As I gained a nodding acquaintance with many of the plants and some of the small creatures of the mountain forest, I came to appreciate how much extra diversity lives in a few special places – Very Beary Bog, Magic Marsh (so named by me because it has knee-deep water on a 10-degree slope – the physics of this remain mysterious), creek gullies, the small areas of rocky alpine, and little patches of forest that are particularly rich for reasons known only to the past centuries. These are the places you can go day after day, thinking “OK, what’s it going to be today?”, and it is always something extraordinary.

Late summer is the fruiting season, when plants produce the nuts and berries that are their ticket to doing it all again next summer. It was also when I resolved to finally learn some grasses and sedges. My knowledge at that point was pretty much confined to “Sedges have edges”. I was frustrated trying to key out my first grass – until I realized that it was actually a sedge (at which point I was frustrated by the sedge key). By the end of my sessions with lemmas and bracts and perigynia, my knowledge had grown to… well, let’s just say that I left ample opportunity for wonderful enlightenment in the future.

I made the mistake of telling a passing hiker in early August that I hadn’t seen a bear yet this year. As our ancestors knew, uttering the b-word is a peril, conjuring up the beast itself. And so it was, as I saw at least one bear on almost every hike for the next 6 weeks. Which, no disrespect to those ancestors, is a marvellous thing. There is a reason bears have a name like “bear”, rather than, say, “Symphyotrichum foliaceum var. parryi”. Bears reside in an ancient part of the human brain. It is invigorating to know that there is someone bigger, faster, stronger, and just as irritable as yourself out there, and that you will likely be engaging in negotiations with them at some point.
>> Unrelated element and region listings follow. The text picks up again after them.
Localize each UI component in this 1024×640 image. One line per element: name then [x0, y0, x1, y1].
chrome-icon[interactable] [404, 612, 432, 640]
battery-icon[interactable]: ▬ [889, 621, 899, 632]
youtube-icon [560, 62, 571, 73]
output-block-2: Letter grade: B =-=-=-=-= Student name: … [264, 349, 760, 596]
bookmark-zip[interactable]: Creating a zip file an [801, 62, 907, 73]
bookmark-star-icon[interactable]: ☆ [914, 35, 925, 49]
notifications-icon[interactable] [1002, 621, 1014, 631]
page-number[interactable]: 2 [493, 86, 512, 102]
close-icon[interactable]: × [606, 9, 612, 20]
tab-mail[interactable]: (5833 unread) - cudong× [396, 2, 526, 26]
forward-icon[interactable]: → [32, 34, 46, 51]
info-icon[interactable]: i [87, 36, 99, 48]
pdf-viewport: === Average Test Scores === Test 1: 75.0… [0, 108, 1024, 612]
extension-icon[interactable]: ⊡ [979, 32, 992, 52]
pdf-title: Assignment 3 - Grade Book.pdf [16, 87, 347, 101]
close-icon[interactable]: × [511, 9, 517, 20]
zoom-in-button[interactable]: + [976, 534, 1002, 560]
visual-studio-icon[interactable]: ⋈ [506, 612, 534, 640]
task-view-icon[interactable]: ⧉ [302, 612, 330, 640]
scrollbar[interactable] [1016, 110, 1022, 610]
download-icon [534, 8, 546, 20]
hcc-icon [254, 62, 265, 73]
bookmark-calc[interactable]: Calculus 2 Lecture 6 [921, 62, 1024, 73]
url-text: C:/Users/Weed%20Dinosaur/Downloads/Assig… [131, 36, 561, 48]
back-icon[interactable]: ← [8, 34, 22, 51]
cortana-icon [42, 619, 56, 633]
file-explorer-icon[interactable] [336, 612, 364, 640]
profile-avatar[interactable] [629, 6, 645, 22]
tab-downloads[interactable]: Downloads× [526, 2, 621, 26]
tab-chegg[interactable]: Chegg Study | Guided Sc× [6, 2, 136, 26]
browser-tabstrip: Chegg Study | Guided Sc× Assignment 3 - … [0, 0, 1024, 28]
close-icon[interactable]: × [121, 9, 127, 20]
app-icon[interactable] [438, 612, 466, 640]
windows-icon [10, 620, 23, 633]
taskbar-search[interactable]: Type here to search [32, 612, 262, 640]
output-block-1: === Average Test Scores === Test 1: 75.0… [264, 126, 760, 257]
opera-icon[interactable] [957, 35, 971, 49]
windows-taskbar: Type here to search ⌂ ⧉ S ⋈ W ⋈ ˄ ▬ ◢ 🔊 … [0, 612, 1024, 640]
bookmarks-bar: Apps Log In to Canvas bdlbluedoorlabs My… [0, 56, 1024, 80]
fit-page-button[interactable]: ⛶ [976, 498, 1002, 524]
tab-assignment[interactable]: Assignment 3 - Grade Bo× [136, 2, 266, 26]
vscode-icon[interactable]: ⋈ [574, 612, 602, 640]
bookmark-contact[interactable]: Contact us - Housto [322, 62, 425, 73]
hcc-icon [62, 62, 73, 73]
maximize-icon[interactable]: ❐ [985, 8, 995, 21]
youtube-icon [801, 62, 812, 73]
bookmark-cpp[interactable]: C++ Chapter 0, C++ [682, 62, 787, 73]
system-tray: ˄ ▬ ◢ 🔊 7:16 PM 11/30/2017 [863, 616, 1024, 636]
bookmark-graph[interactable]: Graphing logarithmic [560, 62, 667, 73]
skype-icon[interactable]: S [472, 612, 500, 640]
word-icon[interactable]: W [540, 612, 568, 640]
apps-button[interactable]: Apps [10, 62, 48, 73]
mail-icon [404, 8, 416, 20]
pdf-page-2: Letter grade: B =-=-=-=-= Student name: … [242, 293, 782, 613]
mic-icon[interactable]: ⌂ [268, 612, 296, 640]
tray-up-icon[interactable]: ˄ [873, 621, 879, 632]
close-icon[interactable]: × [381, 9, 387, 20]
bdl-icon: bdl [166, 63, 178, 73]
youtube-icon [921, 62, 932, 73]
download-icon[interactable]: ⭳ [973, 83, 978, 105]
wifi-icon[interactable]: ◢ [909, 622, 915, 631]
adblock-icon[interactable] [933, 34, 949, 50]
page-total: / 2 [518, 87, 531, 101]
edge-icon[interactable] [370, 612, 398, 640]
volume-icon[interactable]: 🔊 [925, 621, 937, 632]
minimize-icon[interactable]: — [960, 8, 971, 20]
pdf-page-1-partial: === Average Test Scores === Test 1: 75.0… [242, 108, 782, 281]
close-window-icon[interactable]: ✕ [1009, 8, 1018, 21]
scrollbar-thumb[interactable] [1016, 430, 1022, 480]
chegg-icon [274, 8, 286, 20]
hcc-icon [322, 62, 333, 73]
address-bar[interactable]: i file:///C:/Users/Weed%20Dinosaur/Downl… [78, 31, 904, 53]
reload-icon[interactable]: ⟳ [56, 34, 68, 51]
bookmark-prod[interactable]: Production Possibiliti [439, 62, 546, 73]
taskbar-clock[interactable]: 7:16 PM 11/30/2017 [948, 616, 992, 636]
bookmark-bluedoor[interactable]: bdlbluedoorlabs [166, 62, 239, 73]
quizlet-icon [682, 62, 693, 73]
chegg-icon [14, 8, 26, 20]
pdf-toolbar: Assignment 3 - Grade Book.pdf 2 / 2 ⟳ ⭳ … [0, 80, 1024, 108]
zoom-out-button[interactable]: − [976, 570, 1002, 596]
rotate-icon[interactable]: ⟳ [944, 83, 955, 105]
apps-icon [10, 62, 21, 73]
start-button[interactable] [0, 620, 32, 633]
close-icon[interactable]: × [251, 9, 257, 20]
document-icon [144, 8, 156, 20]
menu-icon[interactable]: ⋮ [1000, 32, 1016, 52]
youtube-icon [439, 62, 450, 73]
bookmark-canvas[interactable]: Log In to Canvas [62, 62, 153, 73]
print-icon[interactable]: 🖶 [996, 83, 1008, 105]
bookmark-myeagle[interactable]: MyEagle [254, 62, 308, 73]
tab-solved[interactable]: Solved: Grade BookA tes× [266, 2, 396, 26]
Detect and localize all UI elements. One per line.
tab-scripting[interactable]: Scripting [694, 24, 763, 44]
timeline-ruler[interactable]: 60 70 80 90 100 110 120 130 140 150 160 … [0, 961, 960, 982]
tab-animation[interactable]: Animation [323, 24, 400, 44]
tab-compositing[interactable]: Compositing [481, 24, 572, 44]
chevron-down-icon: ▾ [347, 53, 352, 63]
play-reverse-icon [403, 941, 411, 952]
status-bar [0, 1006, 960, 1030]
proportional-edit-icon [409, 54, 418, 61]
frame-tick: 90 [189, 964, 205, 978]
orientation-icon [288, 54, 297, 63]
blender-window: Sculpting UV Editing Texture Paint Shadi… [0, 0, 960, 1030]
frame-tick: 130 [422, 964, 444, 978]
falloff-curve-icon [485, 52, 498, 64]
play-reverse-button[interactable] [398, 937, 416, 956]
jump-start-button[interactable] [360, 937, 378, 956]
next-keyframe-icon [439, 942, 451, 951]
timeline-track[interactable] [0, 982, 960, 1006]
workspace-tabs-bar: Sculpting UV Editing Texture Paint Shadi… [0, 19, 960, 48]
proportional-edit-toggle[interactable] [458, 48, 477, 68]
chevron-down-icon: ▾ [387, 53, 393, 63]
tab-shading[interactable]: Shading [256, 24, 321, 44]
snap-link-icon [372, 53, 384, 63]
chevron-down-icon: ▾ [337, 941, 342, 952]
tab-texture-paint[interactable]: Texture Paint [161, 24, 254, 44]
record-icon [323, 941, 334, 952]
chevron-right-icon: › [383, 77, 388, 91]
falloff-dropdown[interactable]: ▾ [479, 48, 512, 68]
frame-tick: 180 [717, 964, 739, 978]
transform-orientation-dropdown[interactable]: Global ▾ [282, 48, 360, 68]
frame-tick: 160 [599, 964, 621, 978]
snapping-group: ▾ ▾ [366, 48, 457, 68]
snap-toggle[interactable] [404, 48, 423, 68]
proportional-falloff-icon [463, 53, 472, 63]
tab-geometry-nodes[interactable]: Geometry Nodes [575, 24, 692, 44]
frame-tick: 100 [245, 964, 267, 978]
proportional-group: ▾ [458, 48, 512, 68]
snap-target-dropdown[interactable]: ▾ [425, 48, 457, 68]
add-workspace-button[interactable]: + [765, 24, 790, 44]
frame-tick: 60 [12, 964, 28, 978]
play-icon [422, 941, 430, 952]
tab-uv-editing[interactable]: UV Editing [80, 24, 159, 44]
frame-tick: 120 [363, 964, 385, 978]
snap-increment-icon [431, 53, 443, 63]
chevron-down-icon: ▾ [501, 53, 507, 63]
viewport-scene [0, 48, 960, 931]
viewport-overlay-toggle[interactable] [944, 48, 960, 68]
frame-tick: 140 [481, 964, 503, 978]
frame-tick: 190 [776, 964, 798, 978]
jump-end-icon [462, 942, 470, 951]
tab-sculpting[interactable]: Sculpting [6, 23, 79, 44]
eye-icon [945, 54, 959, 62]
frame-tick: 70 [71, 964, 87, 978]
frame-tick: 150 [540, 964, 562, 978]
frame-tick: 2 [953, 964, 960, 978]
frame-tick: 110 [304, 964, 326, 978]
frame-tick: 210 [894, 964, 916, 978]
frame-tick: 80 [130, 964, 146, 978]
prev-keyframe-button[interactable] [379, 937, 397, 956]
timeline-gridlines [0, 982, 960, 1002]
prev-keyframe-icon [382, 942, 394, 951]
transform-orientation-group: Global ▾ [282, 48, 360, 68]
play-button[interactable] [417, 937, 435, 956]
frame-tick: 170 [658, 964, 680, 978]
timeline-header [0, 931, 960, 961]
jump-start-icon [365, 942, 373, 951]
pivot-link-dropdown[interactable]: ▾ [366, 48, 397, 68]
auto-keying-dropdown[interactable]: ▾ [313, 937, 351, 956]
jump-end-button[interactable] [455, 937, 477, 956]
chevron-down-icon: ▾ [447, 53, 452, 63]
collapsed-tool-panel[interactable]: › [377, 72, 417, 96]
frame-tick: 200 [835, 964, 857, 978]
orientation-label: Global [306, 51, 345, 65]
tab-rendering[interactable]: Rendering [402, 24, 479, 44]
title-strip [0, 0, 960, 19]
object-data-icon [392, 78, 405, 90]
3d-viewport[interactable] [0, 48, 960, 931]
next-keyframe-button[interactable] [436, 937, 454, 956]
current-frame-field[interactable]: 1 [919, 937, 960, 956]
And, of course, everything turned out peacefully – I left the bears to their blueberries, and they left me to my Symphyotrichums.

Fall is a fading away for many things – no more butterflies, no more flowers, no more bees. But it is a Fabulously Frantic Fruitapalooza for our fungal friends (What is it about mushrooms that inspires goofy alliteration?) Identifying the multitude of brownish mushrooms used to be difficult. Now, with technology like DNA sequencing, it is impossible. DNA-based species may better represent evolutionary history – except no one ever actually tells those stories – but now naturalists can only identify and report mushrooms at the genus level. To keep track of what species are where and when, I resorted to the Goofy Alliteration Naming System: the Tricky Tricholoma, Corpulent Cortinarius, Lascivious Lactarius…

With the first snowfall in November, the area returned to its resting state, literally for the many species that persist as seeds or spores or eggs under the snow. But the insects and spiders that live on the snow surface were back, almost before the first flakes stopped falling. And in the fresh snow, a year-end gift, tracks of a bobcat heading down the mountain. Its path was an efficient route with a clear direction, following human trails when those went the right way, angling off on subtler animal trails when those were more direct, using logs to cross small streams and aiming directly at a wooden bridge to get over a larger one, passing near and even under one cabin (was it just in the way, or attractively rodent-scented?) I’ve only seen one bobcat “in person” but felt that I knew that one well for an hour or so. And the same for the other 613 species in my diverse and eventful year.